Wall monument, Naas, Co. Kildare
Co. Kildare |
Religious Objects
Set into the outer face of the south wall of St David's Church in Naas is a limestone monument that most passers-by would likely overlook entirely. Split into two sections, it commemorates Edward Fisher, who died in 1659, and survives in a fragmentary but legible state: the upper portion, roughly sixty centimetres high and fifty-seven wide, carries the Fisher coat of arms worked in false relief, a technique in which decorative elements are carved to appear raised while the background remains flush with the surface. Below it, four separate pieces fitted together form a larger slab bearing an inscription in a mixture of Roman and Gothic lettering, the combination of typefaces being fairly typical of mid-seventeenth-century funerary stonework in Ireland, when both scripts were still in common use.
The monument dates to 1659, placing it in a period of considerable upheaval in Irish and Kildare life.
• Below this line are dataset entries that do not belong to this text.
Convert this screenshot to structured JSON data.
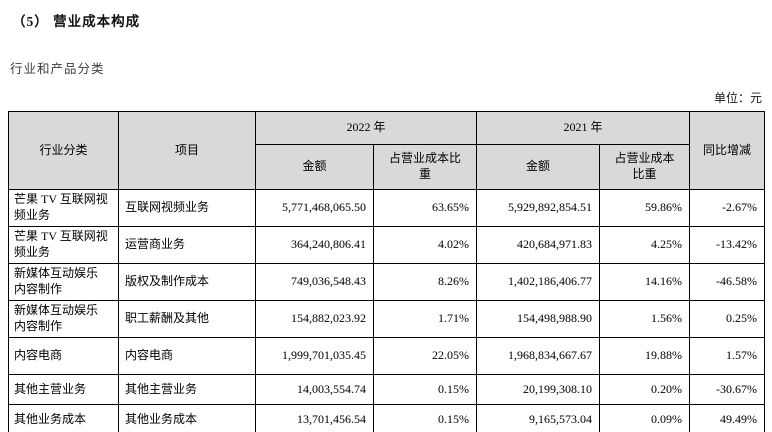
{
  "page": {
    "title": "（5）  营业成本构成",
    "subtitle": "行业和产品分类",
    "unit_label": "单位：元"
  },
  "colors": {
    "header_bg": "#d9d9d9",
    "border": "#000000",
    "text": "#000000",
    "page_bg": "#ffffff"
  },
  "table": {
    "headers": {
      "industry": "行业分类",
      "item": "项目",
      "year_2022": "2022 年",
      "year_2021": "2021 年",
      "amount": "金额",
      "cost_ratio": "占营业成本比重",
      "yoy": "同比增减"
    },
    "rows": [
      {
        "industry": "芒果 TV 互联网视频业务",
        "item": "互联网视频业务",
        "amount_2022": "5,771,468,065.50",
        "ratio_2022": "63.65%",
        "amount_2021": "5,929,892,854.51",
        "ratio_2021": "59.86%",
        "yoy": "-2.67%"
      },
      {
        "industry": "芒果 TV 互联网视频业务",
        "item": "运营商业务",
        "amount_2022": "364,240,806.41",
        "ratio_2022": "4.02%",
        "amount_2021": "420,684,971.83",
        "ratio_2021": "4.25%",
        "yoy": "-13.42%"
      },
      {
        "industry": "新媒体互动娱乐内容制作",
        "item": "版权及制作成本",
        "amount_2022": "749,036,548.43",
        "ratio_2022": "8.26%",
        "amount_2021": "1,402,186,406.77",
        "ratio_2021": "14.16%",
        "yoy": "-46.58%"
      },
      {
        "industry": "新媒体互动娱乐内容制作",
        "item": "职工薪酬及其他",
        "amount_2022": "154,882,023.92",
        "ratio_2022": "1.71%",
        "amount_2021": "154,498,988.90",
        "ratio_2021": "1.56%",
        "yoy": "0.25%"
      },
      {
        "industry": "内容电商",
        "item": "内容电商",
        "amount_2022": "1,999,701,035.45",
        "ratio_2022": "22.05%",
        "amount_2021": "1,968,834,667.67",
        "ratio_2021": "19.88%",
        "yoy": "1.57%"
      },
      {
        "industry": "其他主营业务",
        "item": "其他主营业务",
        "amount_2022": "14,003,554.74",
        "ratio_2022": "0.15%",
        "amount_2021": "20,199,308.10",
        "ratio_2021": "0.20%",
        "yoy": "-30.67%"
      },
      {
        "industry": "其他业务成本",
        "item": "其他业务成本",
        "amount_2022": "13,701,456.54",
        "ratio_2022": "0.15%",
        "amount_2021": "9,165,573.04",
        "ratio_2021": "0.09%",
        "yoy": "49.49%"
      }
    ]
  }
}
The Cromwellian settlement of the 1650s had redistributed enormous amounts of land across the country, and families like the Fishers, whatever their precise circumstances, were navigating a society in significant flux. Wall monuments of this kind, built into the exterior fabric of a church rather than placed inside, were not uncommon, and their survival on an outer wall is often a matter of luck as much as intent, exposed as they are to weathering and structural change. That this one survives in recognisable condition, coat of arms intact and inscription still present across its four lower pieces, makes it a quietly useful document of both a family and a moment.